Speaking of green teas, I have one from my Golden Moon Tea samples for today, Sencha. Sencha is one of the most common and least expensive of the Japanese teas. I have to say I am already prejudiced against it, as my experience of these teas has not been stellar. However, I persevere. The leaves are long and thin, with an aroma of seaweed. Hoping for the best, I brewed it up at about 175 degrees, for about 2 minutes. It is a very pretty spring green color. It is surprisingly delicate, smooth, vegetal and grassy, but very pleasantly so. Huh, I may have to change my mind about Japanese teas.
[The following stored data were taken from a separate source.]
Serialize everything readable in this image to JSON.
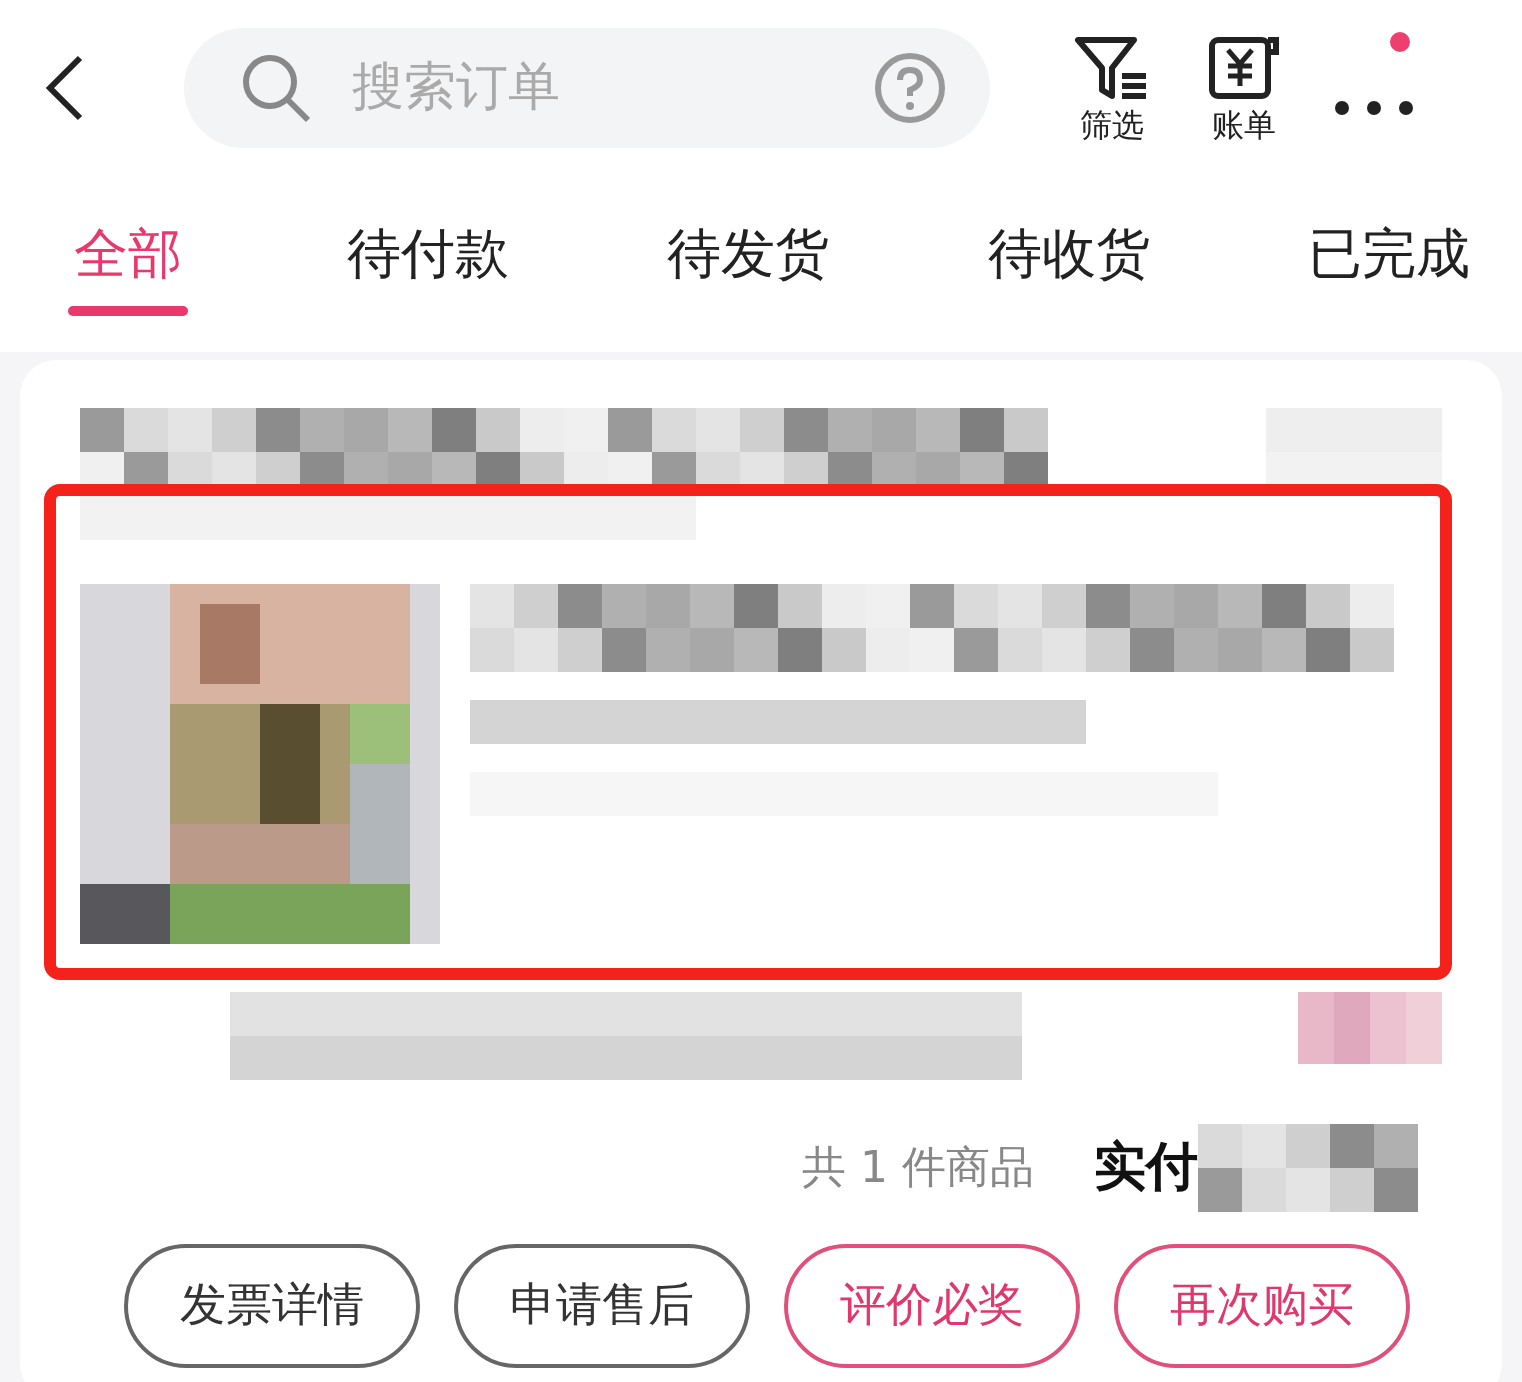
{
  "search": {
    "placeholder": "搜索订单"
  },
  "actions": [
    {
      "label": "筛选",
      "kind": "filter"
    },
    {
      "label": "账单",
      "kind": "bill"
    }
  ],
  "more_menu": {
    "has_badge": true
  },
  "tabs": [
    {
      "label": "全部",
      "selected": true
    },
    {
      "label": "待付款",
      "selected": false
    },
    {
      "label": "待发货",
      "selected": false
    },
    {
      "label": "待收货",
      "selected": false
    },
    {
      "label": "已完成",
      "selected": false
    }
  ],
  "order": {
    "product": {
      "kind": "picture",
      "highlighted": true
    },
    "item_count": "共 1 件商品",
    "paid_label": "实付",
    "buttons": [
      {
        "label": "发票详情",
        "kind": "default"
      },
      {
        "label": "申请售后",
        "kind": "default"
      },
      {
        "label": "评价必奖",
        "kind": "accent"
      },
      {
        "label": "再次购买",
        "kind": "accent"
      }
    ]
  }
}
Tomorrow is only a week away from Valentine's day - have you got all your goodies ready? Picked out the teas to serve to your Sweetie? There are some very nice ones available, like Mariage Freres Wedding Imperial, Harney's Valentine Blend, the many blooming teas available from a number of sources, any of the chocolate teas, too many to name, and if you're really pressed, check out the supermarket tea aisle. You can always float those little candy hearts in the tea or serve the heart shaped Dove chocolates. Make sandwiches and cut out hearts from them. I will probably make a heart-shaped cake, as I still have my mothers heart pans; maraschino nut, my sweetie's favorite. I even found some heart shaped plates at TJ Maxx.
1 comment:
I think sencha gets a bad rap because it's the tea that tends to be the "standard" tea in America. Thus, if an American tea company is going to stock a single kind of Japanese green tea, without knowing anything about these teas, they tend to sell sencha. Thus, there are a ton of really low-quality sencha's floating around out there. At least, that's my theory.
I've found it can be really fantastic, but bad sencha can also be pretty terrible. I tend to avoid buying sencha from a tea company unless their offerings and literature and commercial descriptions communicate to me that the company really knows Japanese tea.